Those of us who were Scouts learned lessons that we can never repay. Our whole lives were shaped by our Scouting experiences and we are better for those experiences.
Those of us that were never Scouts but have been adult volunteers have been blessed because we have had the opportunity to shape the lives of others for the better. And those of us that have been both Scouts and Scouters have been doubly blessed. Not only have we learned the time-honored values of Scouting through experience but we have been able to share those values with the Scouts of today.
Scouting is going through a difficult time now.
Some of those people that had the same opportunity to shape the lives of young people betrayed their trust and ours and shattered some of those young lives. Most of those people did this many years ago before the Boy Scouts of America had put into place the successful youth protection programs that exist today but the BSA has stepped up to the plate and is working to help compensate the victims of the past.
The remedies are expensive and the BSA of tomorrow may not look like the BSA that we all know and love. But that is the way life is and we all need to adjust to whatever may come.
Some volunteers are dismayed by the struggles of our movement. Some have decided that they wish to walk away. But this is not the time for dismay. This is not the time for disengagement. We still belong to the best youth-serving organization in the country.
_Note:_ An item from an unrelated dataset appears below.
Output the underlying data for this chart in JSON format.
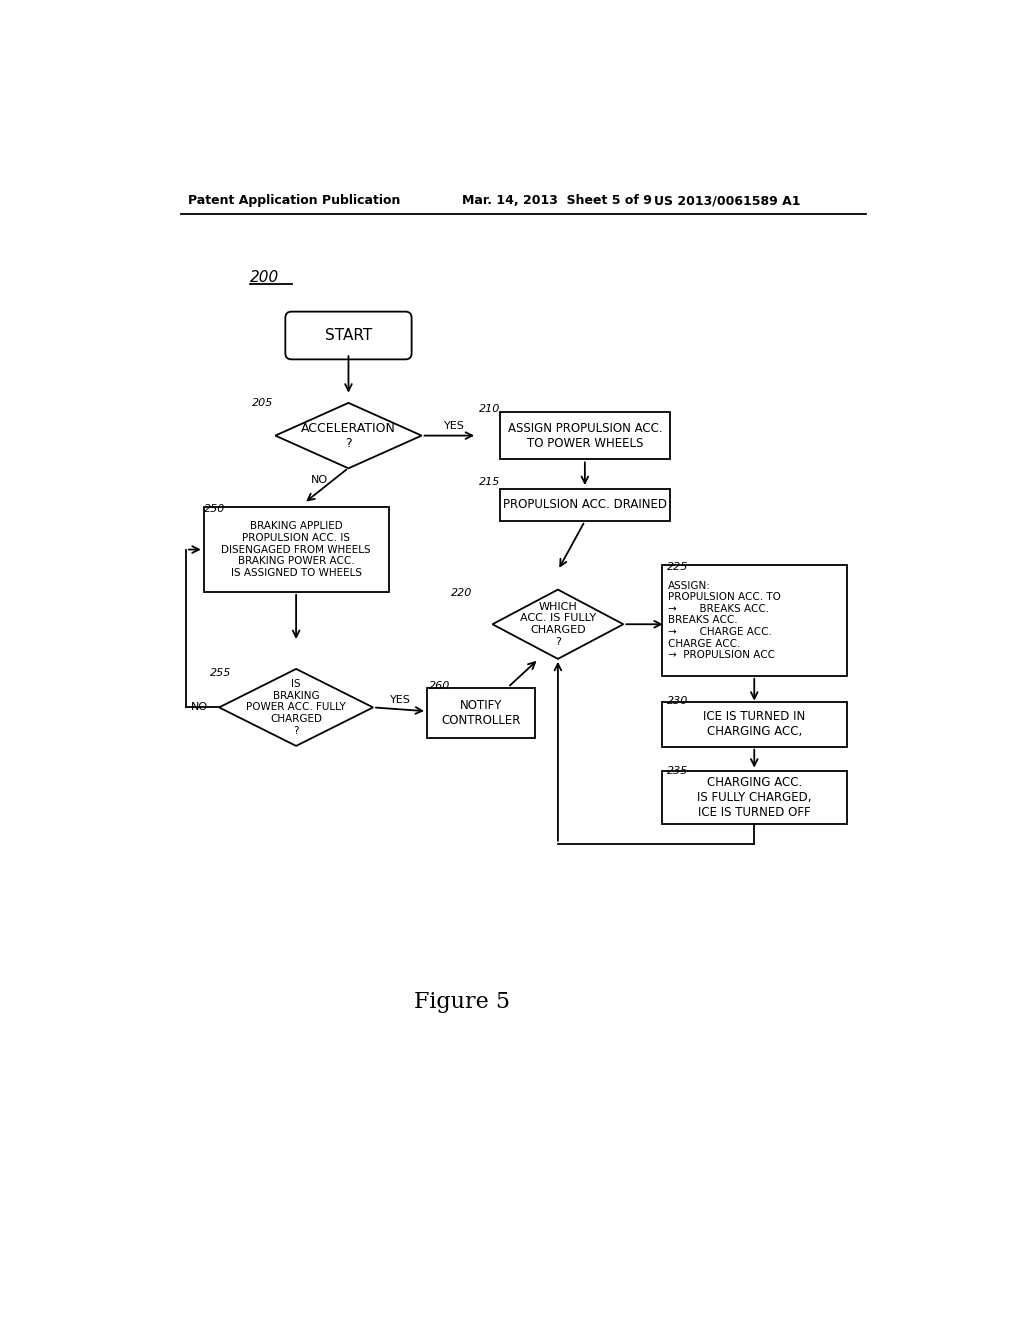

We are still shaping lives and forming the leaders of tomorrow. We need to continue our efforts to bring our value system to the youth of America.
The National Jewish Committee on Scouting has been a committee of the BSA since 1926. We have witnessed many changes over the decades that we have been affiliated with Scouting but through them all we have continued to promote Scouting for Jewish Youth.
The committee has determined that the time has come for us to change.
We have concluded that we can best continue to serve all the Jewish communities of America by following the lead of all the other religious committees working with the BSA and become an independent organization. Over the next few months we will form a new nonprofit organization and seek 501(c)(3) status from the IRS.
Our new organization will retain the name of the National Jewish Committee on Scouting. We will create a new memorandum of understanding with the BSA that will allow us to continue to serve all Jewish Scouts, all Jewish units and all Jewish Scouters for many years to come. We look forward to this process which will enable us to continue all of our current Scouting programs, solidify our relationships with local councils and with the BSA and most important, will all of the Jewish communities here and abroad.
This is the season of thanksgiving. I thank each and every one of you who has served Scouting in the past. I challenge all of you to join together with me, with our committee and with all of our Scouting brothers and sisters to continue our efforts.
Don’t stop to wait and see what comes of Scouting’s financial problems. They are there and they will work their way out. But we do not have the time to wait and see. We need to serve the youth of today and we need to serve them now. I ask you to rededicate yourselves to Scouting’s principles.
Join me in reciting the Scout Oath and the Scout Law. Continue to do your good turn today and every day. We need to work with a new unity of purpose and we need to work for the future of Scouting. Our efforts will be rewarded in the accomplishments of the leaders of tomorrow.
Take heart and support our cause now and in the future.